“Ne zaman su yüzüne çıkacağı belli olmayan yeteneklerimize hakim olabilmemiz öylesine zordur ki çoğu zaman edindiğimiz başarılar dışsal bir gücün hediyeleriymiş gibi gelir bize. Yaşamlarımızın akışı ve sahip olduğumuz şeylere para yetiştirme yetimiz, hep bu bir belirip bir kaybolan, ele avuca gelmeyen dış güçlerin elindedir.

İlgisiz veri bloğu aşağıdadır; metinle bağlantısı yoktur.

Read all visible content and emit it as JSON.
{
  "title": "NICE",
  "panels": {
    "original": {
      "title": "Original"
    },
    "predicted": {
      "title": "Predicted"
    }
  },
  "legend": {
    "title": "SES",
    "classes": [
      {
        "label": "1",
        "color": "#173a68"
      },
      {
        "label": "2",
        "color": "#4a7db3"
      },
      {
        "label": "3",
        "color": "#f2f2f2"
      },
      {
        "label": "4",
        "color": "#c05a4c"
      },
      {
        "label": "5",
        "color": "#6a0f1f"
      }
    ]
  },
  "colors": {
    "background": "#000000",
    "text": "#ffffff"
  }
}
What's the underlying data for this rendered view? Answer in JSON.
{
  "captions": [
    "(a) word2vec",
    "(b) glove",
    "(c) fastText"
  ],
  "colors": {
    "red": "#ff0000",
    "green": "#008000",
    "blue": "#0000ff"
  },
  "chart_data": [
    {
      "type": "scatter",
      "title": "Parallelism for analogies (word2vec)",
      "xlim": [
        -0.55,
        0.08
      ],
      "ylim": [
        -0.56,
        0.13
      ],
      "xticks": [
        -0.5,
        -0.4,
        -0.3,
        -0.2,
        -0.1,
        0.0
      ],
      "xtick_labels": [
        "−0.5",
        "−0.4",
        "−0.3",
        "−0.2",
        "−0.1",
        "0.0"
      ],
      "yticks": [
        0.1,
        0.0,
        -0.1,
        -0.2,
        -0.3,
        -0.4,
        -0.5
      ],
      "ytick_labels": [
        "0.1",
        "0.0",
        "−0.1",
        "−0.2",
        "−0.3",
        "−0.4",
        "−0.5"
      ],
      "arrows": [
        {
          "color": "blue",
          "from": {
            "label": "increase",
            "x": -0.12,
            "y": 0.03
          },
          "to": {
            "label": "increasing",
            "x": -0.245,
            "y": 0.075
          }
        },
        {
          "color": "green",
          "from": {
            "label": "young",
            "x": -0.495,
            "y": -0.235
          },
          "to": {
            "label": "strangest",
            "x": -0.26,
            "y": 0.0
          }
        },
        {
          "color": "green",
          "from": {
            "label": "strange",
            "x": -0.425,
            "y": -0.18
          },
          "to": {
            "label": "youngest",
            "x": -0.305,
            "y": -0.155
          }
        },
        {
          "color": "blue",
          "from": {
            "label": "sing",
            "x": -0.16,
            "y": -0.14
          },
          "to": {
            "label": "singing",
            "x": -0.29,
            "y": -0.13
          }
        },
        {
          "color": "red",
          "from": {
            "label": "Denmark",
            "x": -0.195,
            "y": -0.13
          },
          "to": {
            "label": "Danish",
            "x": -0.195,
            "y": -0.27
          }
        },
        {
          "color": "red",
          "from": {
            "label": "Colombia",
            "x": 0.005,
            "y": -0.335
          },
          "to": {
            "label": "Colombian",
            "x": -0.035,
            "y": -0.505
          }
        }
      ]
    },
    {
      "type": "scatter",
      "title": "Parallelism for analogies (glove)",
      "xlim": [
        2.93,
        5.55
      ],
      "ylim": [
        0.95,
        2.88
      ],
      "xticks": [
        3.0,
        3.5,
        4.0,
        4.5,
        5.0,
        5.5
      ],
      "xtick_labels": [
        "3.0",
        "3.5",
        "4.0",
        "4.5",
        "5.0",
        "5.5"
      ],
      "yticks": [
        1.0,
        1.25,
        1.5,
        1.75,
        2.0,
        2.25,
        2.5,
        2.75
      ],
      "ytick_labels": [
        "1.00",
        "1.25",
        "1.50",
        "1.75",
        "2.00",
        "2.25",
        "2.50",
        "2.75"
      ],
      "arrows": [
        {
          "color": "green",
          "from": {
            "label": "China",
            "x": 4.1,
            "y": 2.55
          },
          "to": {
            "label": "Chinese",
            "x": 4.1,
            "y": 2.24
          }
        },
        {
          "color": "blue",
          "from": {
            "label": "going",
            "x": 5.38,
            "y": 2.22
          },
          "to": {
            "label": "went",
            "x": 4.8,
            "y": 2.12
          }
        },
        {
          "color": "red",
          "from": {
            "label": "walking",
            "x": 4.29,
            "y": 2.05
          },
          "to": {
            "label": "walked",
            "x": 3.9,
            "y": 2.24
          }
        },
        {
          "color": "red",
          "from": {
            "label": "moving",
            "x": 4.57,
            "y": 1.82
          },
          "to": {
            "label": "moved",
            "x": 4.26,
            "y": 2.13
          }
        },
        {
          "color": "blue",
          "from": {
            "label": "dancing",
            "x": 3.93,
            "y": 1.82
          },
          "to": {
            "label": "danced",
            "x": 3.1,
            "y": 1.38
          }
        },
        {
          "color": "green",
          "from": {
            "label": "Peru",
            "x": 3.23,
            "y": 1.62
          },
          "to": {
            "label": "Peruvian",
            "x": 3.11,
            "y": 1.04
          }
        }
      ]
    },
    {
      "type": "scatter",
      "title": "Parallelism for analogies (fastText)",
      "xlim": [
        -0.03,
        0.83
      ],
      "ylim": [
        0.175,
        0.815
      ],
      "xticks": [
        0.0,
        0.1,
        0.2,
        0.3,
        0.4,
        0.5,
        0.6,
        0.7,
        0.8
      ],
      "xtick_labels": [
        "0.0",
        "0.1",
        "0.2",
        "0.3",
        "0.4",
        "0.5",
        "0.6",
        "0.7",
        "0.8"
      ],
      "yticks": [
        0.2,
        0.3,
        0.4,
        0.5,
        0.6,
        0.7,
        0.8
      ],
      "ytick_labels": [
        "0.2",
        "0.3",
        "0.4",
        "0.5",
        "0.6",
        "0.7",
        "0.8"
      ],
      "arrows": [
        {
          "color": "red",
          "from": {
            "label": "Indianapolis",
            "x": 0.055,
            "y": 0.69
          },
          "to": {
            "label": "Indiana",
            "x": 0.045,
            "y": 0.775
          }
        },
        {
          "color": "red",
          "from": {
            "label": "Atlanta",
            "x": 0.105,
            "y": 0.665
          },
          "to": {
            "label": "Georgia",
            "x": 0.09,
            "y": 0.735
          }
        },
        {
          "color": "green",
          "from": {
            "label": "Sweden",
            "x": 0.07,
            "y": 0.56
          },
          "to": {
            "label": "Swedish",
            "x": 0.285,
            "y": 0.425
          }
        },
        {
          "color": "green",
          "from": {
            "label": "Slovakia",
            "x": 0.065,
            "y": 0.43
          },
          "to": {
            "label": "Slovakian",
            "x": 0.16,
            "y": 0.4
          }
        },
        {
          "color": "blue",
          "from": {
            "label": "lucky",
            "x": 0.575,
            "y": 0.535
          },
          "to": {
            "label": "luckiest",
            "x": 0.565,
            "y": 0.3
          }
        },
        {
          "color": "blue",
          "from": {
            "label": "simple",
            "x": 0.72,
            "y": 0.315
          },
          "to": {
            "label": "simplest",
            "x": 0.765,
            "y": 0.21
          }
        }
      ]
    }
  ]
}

Bu gelgeç gönüllü, bizi strese sokan yeteneklerimizle olan ilişkimizi en iyi resmeden imge, antik Yunanlıların bulduğu Musalar imgesidir. Yunan mitolojisine göre dokuz Musa vardır, bunlar bizi yetenekli kılan esin perileridir. Her bir Musanın yetki alanı (denetledikleri ve bahşettikleri yetenek türleri) ayrıdır. Musaların yetki alanları; epik şiir, tarih, lirik şiir, müzik, tragedya, korolu şiir, dans, komedya ve gökbilimdir. Bu alanların herhangi birinde başarı elde etmiş kişilerin unutmamaları gerekir ki sahip oldukları yetenekler tümüyle onlara ait değildir; eğer bu kolayca incinebilen esin perileri fikir değiştirecek olursa, kişinin keyfini sürdüğü yetenekler bir hamlede uçup gidebilir.”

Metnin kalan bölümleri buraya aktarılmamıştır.